JASPER, ALBERTA — Plus d’un siècle sera nécessaire pour que la forêt de Jasper, récemment dévasté par un incendie, retrouve sa splendeur d’antan, affirme une experte.
Selon Jen Beverly, professeur agrégée de l’Université de l’Alberta, la régénération dépendra de divers facteurs, comme la profondeur du sol affecté par les flammes. Le nombre de pommes de pin ayant éclaté comme du maïs soufflé à cause de la chaleur, libérant des graines, jouera aussi un rôle.
La Pre Beverly, qui étudie les feux de forêt depuis 25 ans, ajoute que cela dépendra aussi des répercussions encore inconnues des changements climatiques.
«Ce n’est pas une catastrophe d’un point de vue écologique, mais on sait que l’avenir compte plusieurs incertitudes, souligne-t-elle. Les écosystèmes évoluent, mais la transformation d’un espace ouvert en forêt peut s’étendre sur des siècles.
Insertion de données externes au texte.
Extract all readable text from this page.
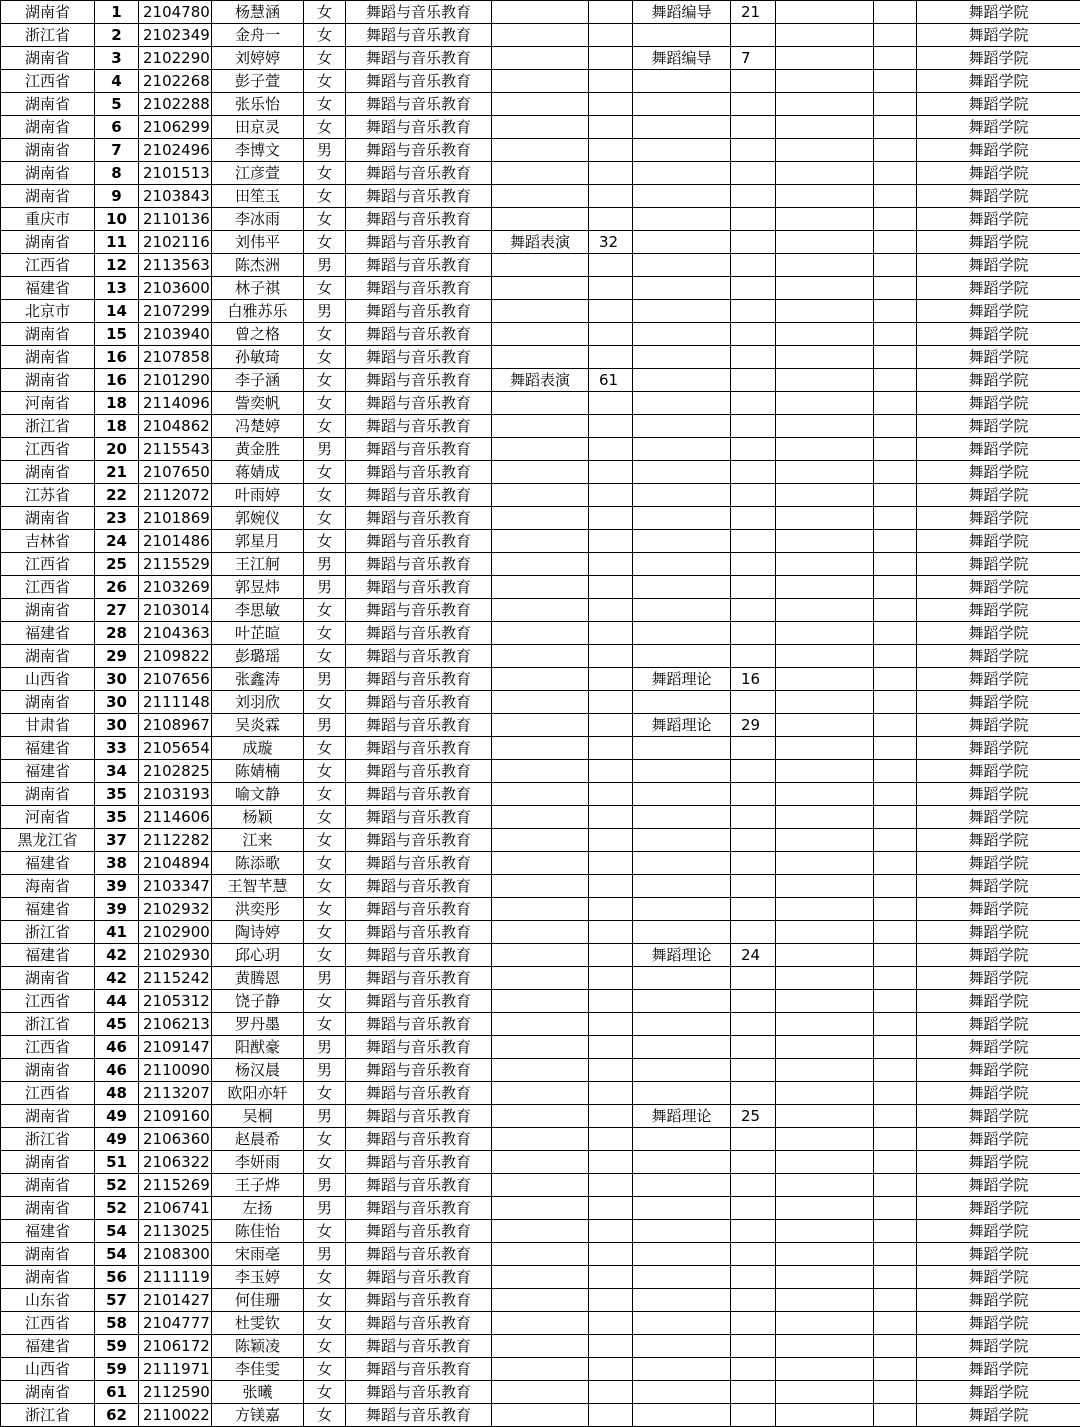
湖南省	1	2104780	杨慧涵	女	舞蹈与音乐教育			舞蹈编导	21			舞蹈学院
浙江省	2	2102349	金舟一	女	舞蹈与音乐教育							舞蹈学院
湖南省	3	2102290	刘婷婷	女	舞蹈与音乐教育			舞蹈编导	7			舞蹈学院
江西省	4	2102268	彭子萱	女	舞蹈与音乐教育							舞蹈学院
湖南省	5	2102288	张乐怡	女	舞蹈与音乐教育							舞蹈学院
湖南省	6	2106299	田京灵	女	舞蹈与音乐教育							舞蹈学院
湖南省	7	2102496	李博文	男	舞蹈与音乐教育							舞蹈学院
湖南省	8	2101513	江彦萱	女	舞蹈与音乐教育							舞蹈学院
湖南省	9	2103843	田笙玉	女	舞蹈与音乐教育							舞蹈学院
重庆市	10	2110136	李冰雨	女	舞蹈与音乐教育							舞蹈学院
湖南省	11	2102116	刘伟平	女	舞蹈与音乐教育	舞蹈表演	32					舞蹈学院
江西省	12	2113563	陈杰洲	男	舞蹈与音乐教育							舞蹈学院
福建省	13	2103600	林子祺	女	舞蹈与音乐教育							舞蹈学院
北京市	14	2107299	白雅苏乐	男	舞蹈与音乐教育							舞蹈学院
湖南省	15	2103940	曾之格	女	舞蹈与音乐教育							舞蹈学院
湖南省	16	2107858	孙敏琦	女	舞蹈与音乐教育							舞蹈学院
湖南省	16	2101290	李子涵	女	舞蹈与音乐教育	舞蹈表演	61					舞蹈学院
河南省	18	2114096	訾奕帆	女	舞蹈与音乐教育							舞蹈学院
浙江省	18	2104862	冯楚婷	女	舞蹈与音乐教育							舞蹈学院
江西省	20	2115543	黄金胜	男	舞蹈与音乐教育							舞蹈学院
湖南省	21	2107650	蒋婧成	女	舞蹈与音乐教育							舞蹈学院
江苏省	22	2112072	叶雨婷	女	舞蹈与音乐教育							舞蹈学院
湖南省	23	2101869	郭婉仪	女	舞蹈与音乐教育							舞蹈学院
吉林省	24	2101486	郭星月	女	舞蹈与音乐教育							舞蹈学院
江西省	25	2115529	王江舸	男	舞蹈与音乐教育							舞蹈学院
江西省	26	2103269	郭昱炜	男	舞蹈与音乐教育							舞蹈学院
湖南省	27	2103014	李思敏	女	舞蹈与音乐教育							舞蹈学院
福建省	28	2104363	叶芷暄	女	舞蹈与音乐教育							舞蹈学院
湖南省	29	2109822	彭璐瑶	女	舞蹈与音乐教育							舞蹈学院
山西省	30	2107656	张鑫涛	男	舞蹈与音乐教育			舞蹈理论	16			舞蹈学院
湖南省	30	2111148	刘羽欣	女	舞蹈与音乐教育							舞蹈学院
甘肃省	30	2108967	吴炎霖	男	舞蹈与音乐教育			舞蹈理论	29			舞蹈学院
福建省	33	2105654	成璇	女	舞蹈与音乐教育							舞蹈学院
福建省	34	2102825	陈婧楠	女	舞蹈与音乐教育							舞蹈学院
湖南省	35	2103193	喻文静	女	舞蹈与音乐教育							舞蹈学院
河南省	35	2114606	杨颖	女	舞蹈与音乐教育							舞蹈学院
黑龙江省	37	2112282	江来	女	舞蹈与音乐教育							舞蹈学院
福建省	38	2104894	陈添歌	女	舞蹈与音乐教育							舞蹈学院
海南省	39	2103347	王智芊慧	女	舞蹈与音乐教育							舞蹈学院
福建省	39	2102932	洪奕彤	女	舞蹈与音乐教育							舞蹈学院
浙江省	41	2102900	陶诗婷	女	舞蹈与音乐教育							舞蹈学院
福建省	42	2102930	邱心玥	女	舞蹈与音乐教育			舞蹈理论	24			舞蹈学院
湖南省	42	2115242	黄腾恩	男	舞蹈与音乐教育							舞蹈学院
江西省	44	2105312	饶子静	女	舞蹈与音乐教育							舞蹈学院
浙江省	45	2106213	罗丹墨	女	舞蹈与音乐教育							舞蹈学院
江西省	46	2109147	阳猷豪	男	舞蹈与音乐教育							舞蹈学院
湖南省	46	2110090	杨汉晨	男	舞蹈与音乐教育							舞蹈学院
江西省	48	2113207	欧阳亦轩	女	舞蹈与音乐教育							舞蹈学院
湖南省	49	2109160	吴桐	男	舞蹈与音乐教育			舞蹈理论	25			舞蹈学院
浙江省	49	2106360	赵晨希	女	舞蹈与音乐教育							舞蹈学院
湖南省	51	2106322	李妍雨	女	舞蹈与音乐教育							舞蹈学院
湖南省	52	2115269	王子烨	男	舞蹈与音乐教育							舞蹈学院
湖南省	52	2106741	左扬	男	舞蹈与音乐教育							舞蹈学院
福建省	54	2113025	陈佳怡	女	舞蹈与音乐教育							舞蹈学院
湖南省	54	2108300	宋雨亳	男	舞蹈与音乐教育							舞蹈学院
湖南省	56	2111119	李玉婷	女	舞蹈与音乐教育							舞蹈学院
山东省	57	2101427	何佳珊	女	舞蹈与音乐教育							舞蹈学院
江西省	58	2104777	杜雯钦	女	舞蹈与音乐教育							舞蹈学院
福建省	59	2106172	陈颖凌	女	舞蹈与音乐教育							舞蹈学院
山西省	59	2111971	李佳雯	女	舞蹈与音乐教育							舞蹈学院
湖南省	61	2112590	张曦	女	舞蹈与音乐教育							舞蹈学院
浙江省	62	2110022	方镁嘉	女	舞蹈与音乐教育							舞蹈学院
Une perturbation ? Et revoici l’aire ouverte. On ne peut pas les garder dans un même état comme s’ils étaient des cartes postales immuables.»
Il y a plus de trois semaines, les quelque 5000 habitants de Jasper, en Alberta, avaient dû fuir la ville en raison des incendies de forêt. Environ 20 000 visiteurs avaient également été évacués.
Deux jours plus tard, le feu avait atteint la ville, détruisant le tiers des bâtiments.
Le retour de la population s’est amorcé vendredi. Elle a notamment été accueillie par des souches d’arbres couvertes de suie.
La Pre Beverly croit avoir certains indices sur la régénération de Jasper. Ceux-ci sont déjà présents dans le parc national.
Par exemple, à environ 30 minutes de route au nord de la ville, dans un secteur vallonné près de Syncline Ridge.
En 2003, cette forêt de vieux pins et d’épinettes a complètement été ravagée tout près d’une route, rappelle la Pre Beverly.
Le paysage ressemblait à celui qui a récemment brûlé. Les deux forêts ont également été incendiées au début des années 1900. Mais elles avaient été épargnées pendant près d’un siècle, au point d’être surnommées «les forêts non brûlées».
«Aujourd’hui, Syncline est classé comme une prairie. Et déjà 20 ans se sont écoulés depuis l’incendie, dit la Pre Beverly. Cela peut changer à mesure que la forêt reprend ses droits. L’ancienne forêt a atteint son stage de maturité après des décennies. Alors, les visiteurs du parc devront contempler des aires ouvertes pendant les décennies à venir.»
Elle soutient que lorsqu’un incendie ravage une forêt, il laisse derrière lui un environnement sain pour la régénération.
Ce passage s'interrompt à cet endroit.